Velocity Reviews - Computer Hardware Reviews

Velocity Reviews > Newsgroups > Programming > Python > What strategy for random accession of records in massive FASTA file?

Reply
Thread Tools

What strategy for random accession of records in massive FASTA file?

 
 
Jeff Shannon
Guest
Posts: n/a
 
      01-13-2005
Chris Lasher wrote:

>>Given that the information content is 2 bits per character
>>that is taking up 8 bits of storage, there must be a good reason
>>for storing and/or transmitting them this way? I.e., it it easy
>>to think up a count-prefixed compressed format packing 4:1 in
>>subsequent data bytes (except for the last byte which have
>>less than 4 2-bit codes).

>
> My guess for the inefficiency in storage size is because it is
> human-readable, and because most in-silico molecular biology is just a
> bunch of fancy string algorithms. This is my limited view of these
> things at least.


Yeah, that pretty much matches my guess (not that I'm involved in
anything related to computational molecular biology or genetics).
Given the current technology, the cost of the extra storage size is
presumably lower than the cost of translating into/out of a packed
format. Heck, hard drives cost less than $1/GB now.

And besides, for long-term archiving purposes, I'd expect that zip et
al on a character-stream would provide significantly better
compression than a 4:1 packed format, and that zipping the packed
format wouldn't be all that much more efficient than zipping the
character stream.

Jeff Shannon
Technician/Programmer
Credit International

 
Reply With Quote
 
 
 
 
Chris Lasher
Guest
Posts: n/a
 
      01-13-2005
>And besides, for long-term archiving purposes, I'd expect that zip et
>al on a character-stream would provide significantly better
>compression than a 4:1 packed format, and that zipping the packed
>format wouldn't be all that much more efficient than zipping the
>character stream.


This 105MB FASTA file is 8.3 MB gzip-ed.

 
Reply With Quote
 
 
 
 
Jeff Shannon
Guest
Posts: n/a
 
      01-14-2005
Chris Lasher wrote:

>>And besides, for long-term archiving purposes, I'd expect that zip et
>>al on a character-stream would provide significantly better
>>compression than a 4:1 packed format, and that zipping the packed
>>format wouldn't be all that much more efficient than zipping the
>>character stream.

>
> This 105MB FASTA file is 8.3 MB gzip-ed.


And a 4:1 packed-format file would be ~26MB. It'd be interesting to
see how that packed-format file would compress, but I don't care
enough to write a script to convert the FASTA file into a
packed-format file to experiment with...

Short version, then, is that yes, size concerns (such as they may be)
are outweighed by speed and conceptual simplicity (i.e. avoiding a
huge mess of bit-masking every time a single base needs to be
examined, or a human-(semi-)readable display is needed).

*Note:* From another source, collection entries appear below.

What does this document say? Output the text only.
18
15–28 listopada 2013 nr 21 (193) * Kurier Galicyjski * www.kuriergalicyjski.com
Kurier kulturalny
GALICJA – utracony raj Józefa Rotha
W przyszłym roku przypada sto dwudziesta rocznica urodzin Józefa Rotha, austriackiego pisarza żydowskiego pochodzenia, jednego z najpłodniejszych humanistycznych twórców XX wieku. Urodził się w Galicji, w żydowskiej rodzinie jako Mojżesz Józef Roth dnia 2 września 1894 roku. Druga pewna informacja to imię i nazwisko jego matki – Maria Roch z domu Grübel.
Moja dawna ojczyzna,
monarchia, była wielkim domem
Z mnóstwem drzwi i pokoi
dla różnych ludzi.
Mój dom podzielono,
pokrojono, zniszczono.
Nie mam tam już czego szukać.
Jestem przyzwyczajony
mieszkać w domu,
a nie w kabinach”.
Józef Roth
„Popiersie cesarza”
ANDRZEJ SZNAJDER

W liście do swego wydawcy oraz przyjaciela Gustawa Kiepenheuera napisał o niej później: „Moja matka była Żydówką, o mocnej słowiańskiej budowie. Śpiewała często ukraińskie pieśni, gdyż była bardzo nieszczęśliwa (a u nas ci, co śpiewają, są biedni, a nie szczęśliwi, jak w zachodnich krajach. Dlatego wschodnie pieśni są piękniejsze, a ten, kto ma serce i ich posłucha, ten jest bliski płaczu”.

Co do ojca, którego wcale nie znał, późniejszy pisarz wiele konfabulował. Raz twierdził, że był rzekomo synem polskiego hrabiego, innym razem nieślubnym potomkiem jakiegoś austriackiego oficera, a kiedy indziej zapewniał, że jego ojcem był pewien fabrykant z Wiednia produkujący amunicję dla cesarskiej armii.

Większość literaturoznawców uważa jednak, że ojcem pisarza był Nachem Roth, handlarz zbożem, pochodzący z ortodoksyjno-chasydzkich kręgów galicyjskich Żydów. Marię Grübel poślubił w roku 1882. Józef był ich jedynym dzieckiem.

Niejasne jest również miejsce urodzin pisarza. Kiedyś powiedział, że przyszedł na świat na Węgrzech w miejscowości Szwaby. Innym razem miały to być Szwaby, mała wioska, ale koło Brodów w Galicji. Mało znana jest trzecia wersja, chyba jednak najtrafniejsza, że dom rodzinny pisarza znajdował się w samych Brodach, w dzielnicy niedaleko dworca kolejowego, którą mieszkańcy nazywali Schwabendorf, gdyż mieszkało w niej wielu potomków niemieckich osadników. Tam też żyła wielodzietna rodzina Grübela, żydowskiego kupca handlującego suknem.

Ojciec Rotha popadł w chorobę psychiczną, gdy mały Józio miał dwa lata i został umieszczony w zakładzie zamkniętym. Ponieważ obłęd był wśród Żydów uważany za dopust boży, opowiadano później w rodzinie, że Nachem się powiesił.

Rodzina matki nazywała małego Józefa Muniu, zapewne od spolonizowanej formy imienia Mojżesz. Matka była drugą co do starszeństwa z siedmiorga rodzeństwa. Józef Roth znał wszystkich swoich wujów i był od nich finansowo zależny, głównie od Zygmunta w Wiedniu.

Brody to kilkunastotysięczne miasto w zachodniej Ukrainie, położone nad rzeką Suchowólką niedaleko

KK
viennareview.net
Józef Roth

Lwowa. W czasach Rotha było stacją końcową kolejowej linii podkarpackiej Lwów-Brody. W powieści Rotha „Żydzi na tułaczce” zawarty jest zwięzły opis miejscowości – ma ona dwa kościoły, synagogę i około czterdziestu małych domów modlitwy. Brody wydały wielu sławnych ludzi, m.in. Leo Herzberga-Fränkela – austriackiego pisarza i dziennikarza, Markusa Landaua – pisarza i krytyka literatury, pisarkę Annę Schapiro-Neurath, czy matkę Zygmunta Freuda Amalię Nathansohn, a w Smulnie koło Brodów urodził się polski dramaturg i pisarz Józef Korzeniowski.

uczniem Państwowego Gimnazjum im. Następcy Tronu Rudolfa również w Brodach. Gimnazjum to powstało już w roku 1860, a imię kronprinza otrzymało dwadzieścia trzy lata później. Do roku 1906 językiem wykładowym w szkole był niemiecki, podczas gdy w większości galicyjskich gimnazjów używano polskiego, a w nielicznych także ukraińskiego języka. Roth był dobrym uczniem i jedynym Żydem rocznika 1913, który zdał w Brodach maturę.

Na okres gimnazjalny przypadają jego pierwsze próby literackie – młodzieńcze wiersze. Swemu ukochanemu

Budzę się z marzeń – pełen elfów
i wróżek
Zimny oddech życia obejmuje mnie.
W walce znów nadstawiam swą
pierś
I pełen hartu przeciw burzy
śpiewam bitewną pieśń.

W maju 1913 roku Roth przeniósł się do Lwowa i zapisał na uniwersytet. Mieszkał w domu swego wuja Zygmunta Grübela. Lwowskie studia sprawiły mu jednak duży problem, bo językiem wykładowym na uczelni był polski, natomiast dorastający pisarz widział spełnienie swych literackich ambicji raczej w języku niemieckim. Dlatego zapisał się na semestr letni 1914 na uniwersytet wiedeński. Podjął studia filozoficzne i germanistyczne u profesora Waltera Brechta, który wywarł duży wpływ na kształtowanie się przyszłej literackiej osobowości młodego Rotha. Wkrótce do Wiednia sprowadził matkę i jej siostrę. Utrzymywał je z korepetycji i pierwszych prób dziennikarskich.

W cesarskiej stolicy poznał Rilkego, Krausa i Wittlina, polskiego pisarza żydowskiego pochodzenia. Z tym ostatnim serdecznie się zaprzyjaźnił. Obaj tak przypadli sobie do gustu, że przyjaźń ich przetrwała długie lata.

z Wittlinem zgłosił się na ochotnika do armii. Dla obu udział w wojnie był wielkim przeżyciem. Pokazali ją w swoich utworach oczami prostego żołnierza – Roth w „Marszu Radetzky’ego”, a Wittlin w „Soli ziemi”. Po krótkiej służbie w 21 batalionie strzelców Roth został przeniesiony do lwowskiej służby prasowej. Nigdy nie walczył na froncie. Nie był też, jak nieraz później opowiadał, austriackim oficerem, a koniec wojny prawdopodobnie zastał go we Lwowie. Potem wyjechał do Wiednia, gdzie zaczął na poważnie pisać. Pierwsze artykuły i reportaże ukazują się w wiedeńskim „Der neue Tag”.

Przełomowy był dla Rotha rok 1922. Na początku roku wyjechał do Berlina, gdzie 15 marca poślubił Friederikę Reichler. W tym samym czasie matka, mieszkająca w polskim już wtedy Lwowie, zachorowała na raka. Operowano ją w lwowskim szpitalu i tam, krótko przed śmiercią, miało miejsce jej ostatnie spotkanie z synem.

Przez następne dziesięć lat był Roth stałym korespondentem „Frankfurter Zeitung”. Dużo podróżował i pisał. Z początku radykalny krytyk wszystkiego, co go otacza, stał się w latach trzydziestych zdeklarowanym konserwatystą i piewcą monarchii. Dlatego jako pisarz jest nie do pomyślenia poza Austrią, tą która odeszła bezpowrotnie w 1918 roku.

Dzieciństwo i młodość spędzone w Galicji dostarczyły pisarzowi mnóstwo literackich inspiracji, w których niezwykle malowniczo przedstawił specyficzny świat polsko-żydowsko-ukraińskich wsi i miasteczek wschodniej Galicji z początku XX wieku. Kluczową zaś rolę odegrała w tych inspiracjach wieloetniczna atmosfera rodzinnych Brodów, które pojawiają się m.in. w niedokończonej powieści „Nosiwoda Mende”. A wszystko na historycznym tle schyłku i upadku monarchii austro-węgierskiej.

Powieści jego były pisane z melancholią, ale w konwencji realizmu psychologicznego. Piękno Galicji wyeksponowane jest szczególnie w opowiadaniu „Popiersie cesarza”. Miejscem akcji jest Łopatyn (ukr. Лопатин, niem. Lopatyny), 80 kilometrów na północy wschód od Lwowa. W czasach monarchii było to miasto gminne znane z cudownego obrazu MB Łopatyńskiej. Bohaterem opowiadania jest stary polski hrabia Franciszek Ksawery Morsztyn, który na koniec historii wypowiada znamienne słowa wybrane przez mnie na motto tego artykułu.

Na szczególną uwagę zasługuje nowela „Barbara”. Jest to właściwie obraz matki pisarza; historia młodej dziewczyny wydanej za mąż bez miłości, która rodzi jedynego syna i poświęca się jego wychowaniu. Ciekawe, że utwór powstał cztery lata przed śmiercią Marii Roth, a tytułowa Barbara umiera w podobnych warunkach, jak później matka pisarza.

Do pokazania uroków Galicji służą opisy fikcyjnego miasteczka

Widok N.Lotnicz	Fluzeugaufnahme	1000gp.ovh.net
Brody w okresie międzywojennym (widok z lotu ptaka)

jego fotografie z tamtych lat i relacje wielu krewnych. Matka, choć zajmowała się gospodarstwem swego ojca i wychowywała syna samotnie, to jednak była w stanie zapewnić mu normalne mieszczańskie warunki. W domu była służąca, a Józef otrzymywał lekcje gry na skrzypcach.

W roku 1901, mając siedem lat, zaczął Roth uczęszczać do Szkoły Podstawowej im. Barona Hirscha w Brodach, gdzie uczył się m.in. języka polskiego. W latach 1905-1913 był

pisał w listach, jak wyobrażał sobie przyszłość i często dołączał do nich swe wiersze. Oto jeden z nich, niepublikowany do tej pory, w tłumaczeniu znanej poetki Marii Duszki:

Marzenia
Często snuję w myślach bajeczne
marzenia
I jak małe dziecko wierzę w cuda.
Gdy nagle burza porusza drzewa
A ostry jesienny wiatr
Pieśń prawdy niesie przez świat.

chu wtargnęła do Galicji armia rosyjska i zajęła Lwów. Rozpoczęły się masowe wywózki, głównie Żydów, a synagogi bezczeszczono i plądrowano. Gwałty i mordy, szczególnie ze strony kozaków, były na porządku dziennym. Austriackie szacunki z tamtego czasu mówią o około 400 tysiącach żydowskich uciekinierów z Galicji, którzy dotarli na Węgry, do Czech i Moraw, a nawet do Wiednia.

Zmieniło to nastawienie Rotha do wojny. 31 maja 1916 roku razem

(Plus, if this format might be used for RNA sequences as well as DNA
sequences, you've got at least a fifth base to represent, which means
you need at least three bits per base, which means only two bases per
byte (or else base-encodings split across byte-boundaries).... That
gets ugly real fast.)

Jeff Shannon
Technician/Programmer
Credit International

 
Reply With Quote
 
Robert Kern
Guest
Posts: n/a
 
      01-14-2005
Jeff Shannon wrote:

> (Plus, if this format might be used for RNA sequences as well as DNA
> sequences, you've got at least a fifth base to represent, which means
> you need at least three bits per base, which means only two bases per
> byte (or else base-encodings split across byte-boundaries).... That gets
> ugly real fast.)


Not to mention all the IUPAC symbols for incompletely specified bases
(e.g. R = A or G).

http://www.chem.qmul.ac.uk/iubmb/misc/naseq.html

--
Robert Kern
http://www.velocityreviews.com/forums/(E-Mail Removed)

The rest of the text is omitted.